Fold, Normalize, and Reduce (FNR) - Normalization of Linkedin Datasets with Long Short-Term Memory on Folded Bipartite Graph Network Embedding
This repository includes the implementaton of Long Short-Term Memory Including the Normalization of Linkedin Datasets working on top of its predecessor Folded Bipartite Network Embedding. The dataset that was used for this experiment was gathered through local machines scraping data on Linkedin.com.

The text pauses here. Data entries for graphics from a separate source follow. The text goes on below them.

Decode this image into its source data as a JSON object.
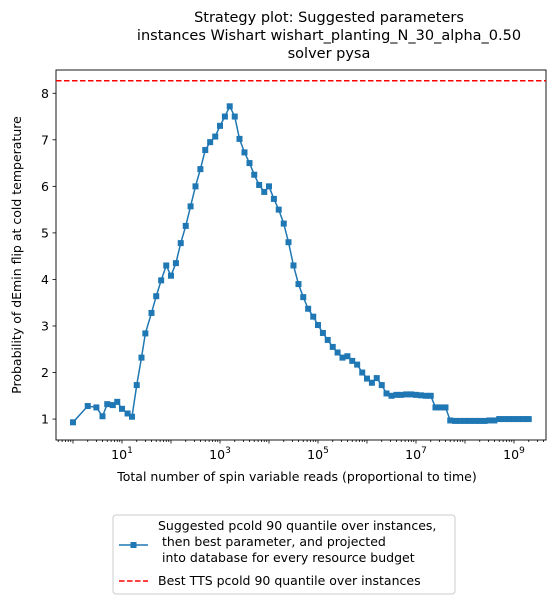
{
  "chart_data": {
    "type": "line",
    "title": [
      "Strategy plot: Suggested parameters",
      "instances Wishart wishart_planting_N_30_alpha_0.50",
      "solver pysa"
    ],
    "xlabel": "Total number of spin variable reads (proportional to time)",
    "ylabel": "Probability of dEmin flip at cold temperature",
    "xscale": "log",
    "xlim": [
      0.45,
      4500000000
    ],
    "ylim": [
      0.55,
      8.5
    ],
    "x_ticks": [
      {
        "base": "10",
        "exp": "1",
        "value": 10
      },
      {
        "base": "10",
        "exp": "3",
        "value": 1000
      },
      {
        "base": "10",
        "exp": "5",
        "value": 100000
      },
      {
        "base": "10",
        "exp": "7",
        "value": 10000000
      },
      {
        "base": "10",
        "exp": "9",
        "value": 1000000000
      }
    ],
    "y_ticks": [
      "1",
      "2",
      "3",
      "4",
      "5",
      "6",
      "7",
      "8"
    ],
    "grid": false,
    "legend_position": "bottom-center-outside",
    "series": [
      {
        "name": "Suggested pcold 90 quantile over instances,\n  then best parameter, and projected\n  into database for every resource budget",
        "color": "#1f77b4",
        "marker": "square",
        "x": [
          1,
          2,
          3,
          4,
          5,
          6.5,
          8,
          10,
          13,
          16,
          20,
          25,
          30,
          40,
          50,
          63,
          80,
          100,
          126,
          158,
          200,
          251,
          316,
          398,
          500,
          630,
          800,
          1000,
          1260,
          1580,
          2000,
          2500,
          3160,
          4000,
          5000,
          6300,
          8000,
          10000,
          12600,
          15800,
          20000,
          25000,
          31600,
          40000,
          50000,
          63000,
          80000,
          100000,
          126000,
          158000,
          200000,
          251000,
          316000,
          398000,
          500000,
          630000,
          800000,
          1000000,
          1260000,
          1580000,
          2000000,
          2500000,
          3160000,
          4000000,
          5000000,
          6300000,
          8000000,
          10000000,
          12600000,
          15800000,
          20000000,
          25000000,
          31600000,
          40000000,
          50000000,
          63000000,
          80000000,
          100000000,
          126000000,
          158000000,
          200000000,
          251000000,
          316000000,
          398000000,
          500000000,
          630000000,
          800000000,
          1000000000,
          1260000000,
          1580000000,
          2000000000
        ],
        "y": [
          0.93,
          1.28,
          1.25,
          1.06,
          1.32,
          1.3,
          1.37,
          1.22,
          1.12,
          1.05,
          1.73,
          2.32,
          2.84,
          3.28,
          3.64,
          3.98,
          4.3,
          4.08,
          4.35,
          4.78,
          5.15,
          5.57,
          6.0,
          6.37,
          6.78,
          6.95,
          7.07,
          7.3,
          7.5,
          7.72,
          7.5,
          7.02,
          6.73,
          6.5,
          6.25,
          6.03,
          5.88,
          6.0,
          5.73,
          5.5,
          5.2,
          4.8,
          4.3,
          3.9,
          3.62,
          3.37,
          3.2,
          3.02,
          2.85,
          2.7,
          2.55,
          2.43,
          2.32,
          2.35,
          2.25,
          2.17,
          2.0,
          1.87,
          1.78,
          1.88,
          1.73,
          1.55,
          1.5,
          1.52,
          1.52,
          1.53,
          1.53,
          1.52,
          1.51,
          1.5,
          1.5,
          1.25,
          1.25,
          1.25,
          0.97,
          0.96,
          0.96,
          0.96,
          0.96,
          0.96,
          0.96,
          0.96,
          0.97,
          0.97,
          1.0,
          1.0,
          1.0,
          1.0,
          1.0,
          1.0,
          1.0
        ]
      }
    ],
    "reference_lines": [
      {
        "name": "Best TTS pcold 90 quantile over instances",
        "orientation": "horizontal",
        "y": 8.27,
        "color": "#ff0000",
        "style": "dashed"
      }
    ]
  }
}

The language that this project was done in was in Python 3.6 as most machine learning tools were commonly used in that language
It is recommended to create the environment using anaconda or by installing the packages listed in requirements.txt
pip install -r requirements.txt
As used in this project, we use different formats to process our Linkedin datasets to create our bipartite graph - there is
- User - Job
- Company - Job
- User - Company
- User - Skill
in this project we are mainly focusing on User to Skills and User to Jobs to best give the best recommendation for the user's future jobs
There is 4 phases of processes that will be tested to determine how our model compares to other models.
We have to test with the
- original data preprocessing
- original data preprocessing + LSTM (Long Short-Term Memory)
- our own data preprocessing that characterises a job/skill to a very generic type to make it easier to recommend and without LSTM (Long Short-Term Memory)
- our own data preprocessing + LSTM (Long Short-Term Memory)
For evaluation, we test how long short-term memory has impacted our recommendations for our users, as well as how normalization the data will impact our recommendation with or without long short-term memory. We also tested against GraphRec and Folded Bipartite Network Embedding (FBNE) to determine how our implementation compares to the predecessors of the previous models. We focus on the mean reciprocal rank as our main point of metric to determine how it fares against the previous models.